1. ## Prove a theorem

Hello.It is my first time visiting this forum and I hope you can help me.
I need to prove a theorem and i hope you will help me.

Theorem:

lgn is in o(n^(alfa)) for any alfa > 0.That is ,the log function grows more slowly than any power of n(including fractional powers).

I dont know how to prove this.Please help me.

2. Originally Posted by drilli
Hello.It is my first time visiting this forum and I hope you can help me.
I need to prove a theorem and i hope you will help me.

Theorem:

lgn is in o(n^(alfa)) for any alfa > 0.That is ,the log function grows more slowly than any power of n(including fractional powers).

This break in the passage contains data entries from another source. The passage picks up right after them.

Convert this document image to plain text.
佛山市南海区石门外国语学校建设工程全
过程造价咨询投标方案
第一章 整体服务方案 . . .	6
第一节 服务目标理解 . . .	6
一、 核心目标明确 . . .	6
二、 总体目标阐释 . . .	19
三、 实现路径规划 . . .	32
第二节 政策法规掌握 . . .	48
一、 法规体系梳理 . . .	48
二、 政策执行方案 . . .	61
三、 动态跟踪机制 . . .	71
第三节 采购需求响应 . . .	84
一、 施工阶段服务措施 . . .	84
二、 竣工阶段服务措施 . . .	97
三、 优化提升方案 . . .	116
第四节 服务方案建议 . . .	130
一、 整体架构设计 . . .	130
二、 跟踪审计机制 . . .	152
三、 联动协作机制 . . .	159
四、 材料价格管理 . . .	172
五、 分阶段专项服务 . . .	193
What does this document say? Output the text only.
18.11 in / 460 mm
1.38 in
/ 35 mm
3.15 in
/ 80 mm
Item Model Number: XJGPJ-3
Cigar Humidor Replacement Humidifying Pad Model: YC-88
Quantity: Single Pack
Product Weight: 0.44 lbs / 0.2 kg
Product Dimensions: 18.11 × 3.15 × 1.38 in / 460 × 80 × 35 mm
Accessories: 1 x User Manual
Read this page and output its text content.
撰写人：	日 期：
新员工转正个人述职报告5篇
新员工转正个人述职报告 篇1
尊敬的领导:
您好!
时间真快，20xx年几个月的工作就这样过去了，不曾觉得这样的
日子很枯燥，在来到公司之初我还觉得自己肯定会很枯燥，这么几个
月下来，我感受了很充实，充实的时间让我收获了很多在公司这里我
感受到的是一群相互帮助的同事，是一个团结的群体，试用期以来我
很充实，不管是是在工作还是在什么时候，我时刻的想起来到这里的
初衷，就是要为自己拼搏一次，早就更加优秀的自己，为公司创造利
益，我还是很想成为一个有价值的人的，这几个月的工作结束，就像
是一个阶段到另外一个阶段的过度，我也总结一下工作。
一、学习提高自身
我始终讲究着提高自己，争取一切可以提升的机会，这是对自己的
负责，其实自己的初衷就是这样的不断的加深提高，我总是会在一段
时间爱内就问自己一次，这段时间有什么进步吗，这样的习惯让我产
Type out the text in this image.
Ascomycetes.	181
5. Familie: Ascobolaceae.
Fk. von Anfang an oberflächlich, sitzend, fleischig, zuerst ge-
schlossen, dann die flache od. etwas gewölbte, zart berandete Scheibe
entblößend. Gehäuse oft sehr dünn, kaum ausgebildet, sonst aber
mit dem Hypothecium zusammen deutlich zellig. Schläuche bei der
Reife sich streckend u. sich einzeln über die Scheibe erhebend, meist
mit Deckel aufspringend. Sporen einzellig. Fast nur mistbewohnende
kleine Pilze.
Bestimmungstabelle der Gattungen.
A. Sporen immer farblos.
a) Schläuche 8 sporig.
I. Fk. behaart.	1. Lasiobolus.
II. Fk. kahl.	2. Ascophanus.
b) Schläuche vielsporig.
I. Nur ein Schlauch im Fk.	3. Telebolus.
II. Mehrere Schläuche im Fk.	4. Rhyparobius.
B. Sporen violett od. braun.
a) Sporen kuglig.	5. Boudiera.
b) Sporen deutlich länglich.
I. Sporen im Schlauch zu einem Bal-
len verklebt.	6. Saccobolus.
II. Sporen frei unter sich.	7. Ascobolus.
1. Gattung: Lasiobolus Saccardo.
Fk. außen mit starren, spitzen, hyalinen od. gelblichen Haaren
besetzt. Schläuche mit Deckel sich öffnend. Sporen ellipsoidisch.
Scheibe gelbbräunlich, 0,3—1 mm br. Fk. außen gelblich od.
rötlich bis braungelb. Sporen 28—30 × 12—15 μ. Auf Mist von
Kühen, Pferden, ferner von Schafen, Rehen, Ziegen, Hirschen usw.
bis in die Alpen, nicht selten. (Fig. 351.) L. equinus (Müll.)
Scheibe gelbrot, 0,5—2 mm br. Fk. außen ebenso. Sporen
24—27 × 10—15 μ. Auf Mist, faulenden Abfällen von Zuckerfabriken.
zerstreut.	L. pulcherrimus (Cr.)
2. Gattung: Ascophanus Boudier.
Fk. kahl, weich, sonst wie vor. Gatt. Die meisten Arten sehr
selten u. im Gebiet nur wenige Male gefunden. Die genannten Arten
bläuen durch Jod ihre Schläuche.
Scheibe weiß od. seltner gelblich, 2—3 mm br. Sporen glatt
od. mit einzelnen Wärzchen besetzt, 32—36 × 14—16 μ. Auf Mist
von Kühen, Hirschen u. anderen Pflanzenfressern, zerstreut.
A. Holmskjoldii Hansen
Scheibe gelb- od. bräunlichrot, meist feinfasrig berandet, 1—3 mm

One way to do it is to prove that $\displaystyle{\lim_{x\to\infty}\frac{\ln x}{x^\alpha}=0\,,\,\,\forall \alpha >0}$ . You may want to use L'Hospital here...

Tonio

3. THank you.
Well to prove this lim is easy and i just proved it but why do you think this is a proof of that theorem .Could you please explain me with a few words what does it mean if this lim is 0.What is the relationship of this limit with the theorem ?

4. Originally Posted by drilli
THank you.
Well to prove this lim is easy and i just proved it but why do you think this is a proof of that theorem .Could you please explain me with a few words what does it mean if this lim is 0.What is the relationship of this limit with the theorem ?
The limit means that for any $\varepsilon>0$ there exists an $N_{\varepsilon}$ such that:

$\left| \dfrac{\ln(n)}{n^{\alpha}} \right|<\varepsilon$

for all $n>N_{\varepsilon}$ and the little-o notation conclusion follows imeadiatly, since we now have:

for any $\varepsilon>0$ there exists an $N_{\varepsilon}$ such that:

$\left| {\ln(n)} \right|<\varepsilon |n^{\alpha}|$

for all $n>N_{\varepsilon}$

(Little-o notation is just another way of expressing that the limit of the ratio is zero)

(The difference between ln, lg and any other based logs here is irrelevant as this amounts to a multiplicative constant which is washed out in the asymptotic/limit argument)

CB

5. That is the proof. If the theorem is correnct, then the log function grows more slowly than any power of n would imply that as x becomes big, x^alpha will be bigger than lnx, and as x becomes bigger, the difference between x^alpha and lnx will be even bigger. So if that was the case, the limit of lnx/x^alpha would tend to zero as you are dividing a smaller number to a very big number. So you check whether this is the case, and the lim = 0 tells you so.